Can You Smoke Ribs In A Regular Oven?

There are a zillion or so ways to cook meat. You can bake it, roast it, grill it, boil it, stew it, saute it, braise it, dry it, fry it, stuff it with cheese, dip it in batter, deep-fry it and serve it on a stick ... You can even, in certain circumstances, eat it raw, a la sushi, ceviche, and steak tartare. While it is hard – no, impossible – to single out any one way of preparation as the absolute best for every type of meat, there's one pretty strong candidate that most carnivores would be sure to agree on: smoking! Not only meats, but veggies, cheese, and even desserts taste absolutely incredible when smoked.

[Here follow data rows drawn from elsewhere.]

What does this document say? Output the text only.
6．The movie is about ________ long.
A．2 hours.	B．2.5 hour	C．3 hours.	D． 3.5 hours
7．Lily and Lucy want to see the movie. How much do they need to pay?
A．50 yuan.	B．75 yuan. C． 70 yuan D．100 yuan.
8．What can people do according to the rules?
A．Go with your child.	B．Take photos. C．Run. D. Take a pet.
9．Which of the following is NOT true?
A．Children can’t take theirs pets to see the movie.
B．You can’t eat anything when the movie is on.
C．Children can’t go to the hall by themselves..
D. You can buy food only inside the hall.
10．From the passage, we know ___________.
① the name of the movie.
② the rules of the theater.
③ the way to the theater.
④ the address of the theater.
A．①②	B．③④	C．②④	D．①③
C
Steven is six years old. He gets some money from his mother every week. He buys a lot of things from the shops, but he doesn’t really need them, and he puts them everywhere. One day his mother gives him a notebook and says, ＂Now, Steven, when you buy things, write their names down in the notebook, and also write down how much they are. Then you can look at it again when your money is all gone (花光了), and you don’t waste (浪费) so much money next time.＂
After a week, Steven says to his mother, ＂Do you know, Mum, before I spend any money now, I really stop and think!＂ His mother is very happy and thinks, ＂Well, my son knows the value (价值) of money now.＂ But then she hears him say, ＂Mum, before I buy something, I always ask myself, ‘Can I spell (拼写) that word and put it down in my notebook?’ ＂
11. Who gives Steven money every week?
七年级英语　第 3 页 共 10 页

The problem with smoking, though, is that it involves burning wood to create that smoke and then containing that smoke so it can both cook and flavor the meat. This process generally requires an outdoor smoker as well as the space to set one up. Just to complicate things even further, Smoked BBQ says that there are at least 7 different main types of smokers. If you're going to be smoking food all the time, then yes, you'll eventually want to invest in one of these options, but if you just want to give smoking a test flight without the necessity of gearing up first, you may be wondering if it is, in fact, possible to smoke something like a rack of ribs using your oven instead. Short answer: yes, it is.

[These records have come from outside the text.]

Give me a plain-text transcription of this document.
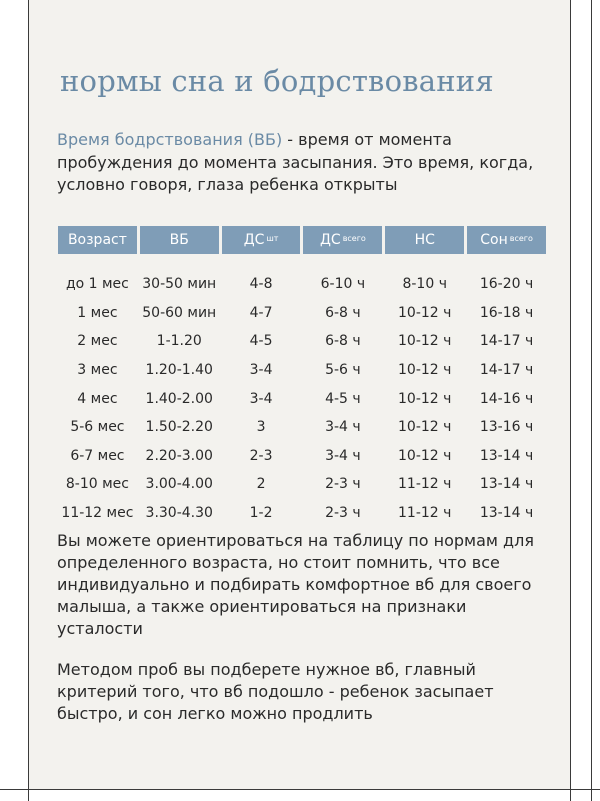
нормы сна и бодрствования

Время бодрствования (ВБ) - время от момента пробуждения до момента засыпания. Это время, когда, условно говоря, глаза ребенка открыты

Возраст	ВБ	ДС $^{шт}$	ДС $^{всего}$	НС	Сон $^{всего}$
до 1 мес	30-50 мин	4-8	6-10 ч	8-10 ч	16-20 ч
1 мес	50-60 мин	4-7	6-8 ч	10-12 ч	16-18 ч
2 мес	1-1.20	4-5	6-8 ч	10-12 ч	14-17 ч
3 мес	1.20-1.40	3-4	5-6 ч	10-12 ч	14-17 ч
4 мес	1.40-2.00	3-4	4-5 ч	10-12 ч	14-16 ч
5-6 мес	1.50-2.20	3	3-4 ч	10-12 ч	13-16 ч
6-7 мес	2.20-3.00	2-3	3-4 ч	10-12 ч	13-14 ч
8-10 мес	3.00-4.00	2	2-3 ч	11-12 ч	13-14 ч
11-12 мес	3.30-4.30	1-2	2-3 ч	11-12 ч	13-14 ч

Вы можете ориентироваться на таблицу по нормам для определенного возраста, но стоит помнить, что все индивидуально и подбирать комфортное вб для своего малыша, а также ориентироваться на признаки усталости

Методом проб вы подберете нужное вб, главный критерий того, что вб подошло - ребенок засыпает быстро, и сон легко можно продлить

What you'll need to smoke ribs in the oven

In order to smoke ribs in the oven, you're going to need some ribs, of course. Livestrong has an oven-roasted rib recipe that calls for 2 full racks of ribs, which is a hefty amount. But then, if you're going through all this trouble, you're going to want to make it worth your while. You'll also need your favorite dry rub to give the ribs some flavor as well as some wood chips of the type meant for meat smoking. Hickory and mesquite go great with ribs, as do oak, cherry, and applewood. You may also want some barbecue sauce to slather on your meat after it has cooked as well as a brush with which to do the slathering.

As far as the actual cooking equipment goes, you'll need a large roasting pan, a rack that fits in the pan, and some aluminum foil (preferably the heavy-duty kind). A meat thermometer will also come in very useful so you'll know when your smoked ribs are done.

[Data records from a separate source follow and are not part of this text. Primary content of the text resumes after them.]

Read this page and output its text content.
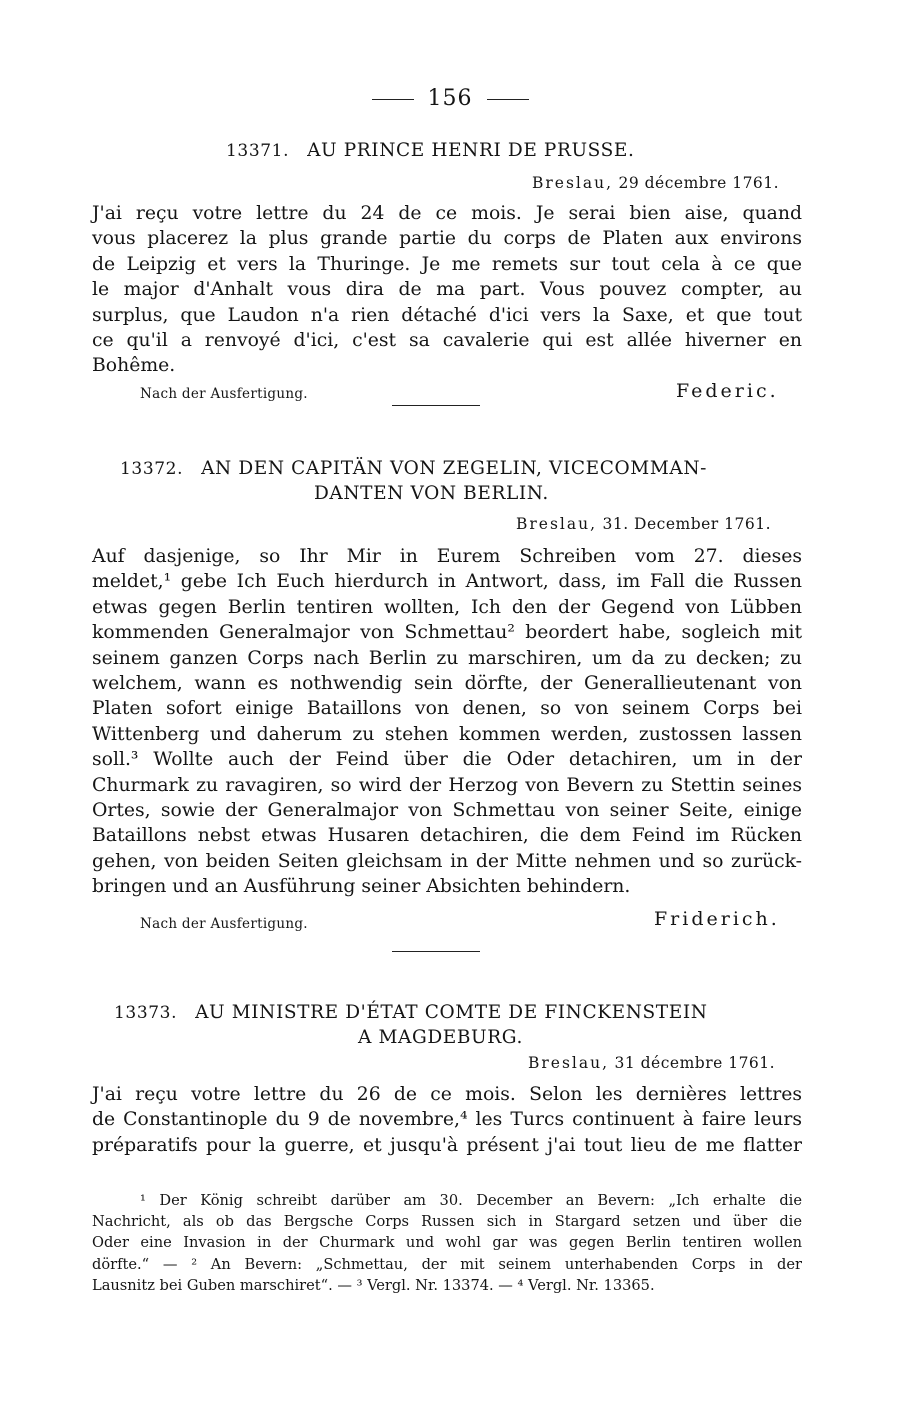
156
13371. AU PRINCE HENRI DE PRUSSE.
Breslau, 29 décembre 1761.
J'ai reçu votre lettre du 24 de ce mois. Je serai bien aise, quand
vous placerez la plus grande partie du corps de Platen aux environs
de Leipzig et vers la Thuringe. Je me remets sur tout cela à ce que
le major d'Anhalt vous dira de ma part. Vous pouvez compter, au
surplus, que Laudon n'a rien détaché d'ici vers la Saxe, et que tout
ce qu'il a renvoyé d'ici, c'est sa cavalerie qui est allée hiverner en
Bohême.
Nach der Ausfertigung.	Federic.
13372. AN DEN CAPITÄN VON ZEGELIN, VICECOMMAN-
DANTEN VON BERLIN.
Breslau, 31. December 1761.
Auf dasjenige, so Ihr Mir in Eurem Schreiben vom 27. dieses
meldet,¹ gebe Ich Euch hierdurch in Antwort, dass, im Fall die Russen
etwas gegen Berlin tentiren wollten, Ich den der Gegend von Lübben
kommenden Generalmajor von Schmettau² beordert habe, sogleich mit
seinem ganzen Corps nach Berlin zu marschiren, um da zu decken; zu
welchem, wann es nothwendig sein dörfte, der Generallieutenant von
Platen sofort einige Bataillons von denen, so von seinem Corps bei
Wittenberg und daherum zu stehen kommen werden, zustossen lassen
soll.³ Wollte auch der Feind über die Oder detachiren, um in der
Churmark zu ravagiren, so wird der Herzog von Bevern zu Stettin seines
Ortes, sowie der Generalmajor von Schmettau von seiner Seite, einige
Bataillons nebst etwas Husaren detachiren, die dem Feind im Rücken
gehen, von beiden Seiten gleichsam in der Mitte nehmen und so zurück-
bringen und an Ausführung seiner Absichten behindern.
Nach der Ausfertigung.	Friderich.
13373. AU MINISTRE D'ÉTAT COMTE DE FINCKENSTEIN
A MAGDEBURG.
Breslau, 31 décembre 1761.
J'ai reçu votre lettre du 26 de ce mois. Selon les dernières lettres
de Constantinople du 9 de novembre,⁴ les Turcs continuent à faire leurs
préparatifs pour la guerre, et jusqu'à présent j'ai tout lieu de me flatter
¹ Der König schreibt darüber am 30. December an Bevern: „Ich erhalte die
Nachricht, als ob das Bergsche Corps Russen sich in Stargard setzen und über die
Oder eine Invasion in der Churmark und wohl gar was gegen Berlin tentiren wollen
dörfte.“ — ² An Bevern: „Schmettau, der mit seinem unterhabenden Corps in der
Lausnitz bei Guben marschiret“. — ³ Vergl. Nr. 13374. — ⁴ Vergl. Nr. 13365.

Get ready to turn your oven into a smoker

Your first step will be to thaw the ribs, after which you'll coat them with dry rub. If you don't have a favorite commercial rub or a go-to recipe, Livestrong suggests you can just make up a mixture of salt, sugar, and any spices you like. As to how much of each you need, pitmaster Brian Misko shared the magic ratio with BBQ Industry. "A barbecue rub needs to have balance," he told them, saying "that means ⅓ salts, ⅓ sugars, and ⅓ fragrant spices." Once your ribs are all spiced up, put them in the fridge for at least an hour for the spices to soak in.

Meanwhile, fill the roasting pan with a single layer of wood chips, then cover the wood with water. The wood chips will need to soak for at least an hour. so you'll want them to soak while the dry-rubbed ribs "marinate." Once the wood chips are sufficiently soaked, drain off the water, but leave the roasting pan wet on the bottom. You don't want much moisture for dry smoking, but a little bit helps. After you've drained out the water, put the rack in the pan above the damp wood chips. Now remove the upper rack from your oven and move the lower rack to the bottom to provide more space. After you're done moving the shelves around, preheat the oven to 250 degrees F.

Low and slow is the way to go

When the oven is hot, take the ribs out of the fridge and place them on the rack. Use the foil to make a tent around the meat. The tent will need to completely seal in the smoke so the flavor penetrates the meat, but you should leave plenty of room at the top so the smoke can circulate. Livestrong says 2 racks of ribs should take about 3 hours to cook at 250 degrees F. If you're not cooking 2 full racks, or you'd like a more exact method of determining the time, it should take between 1½ to 2 hours per pound of meat. 

When your ribs are almost done smoking, you should check the temperature. Fully smoked ribs will read 180 degrees F on a meat thermometer. While such a high interior temperature might make it seem as if they'd be overcooked and dry, this won't be the case. The foil wrap will allow the ribs to retain moisture while the long cooking time will break down the collagen in the meat to make it tender.

As a final step, finish off your ribs by slathering them generously with barbecue sauce. Turn the oven to broil and cook the sauced-up ribs at high heat for a few minutes. This will help the sauce to take on a somewhat caramelized taste and texture. Be sure to serve your oven-smoked ribs with plenty of napkins!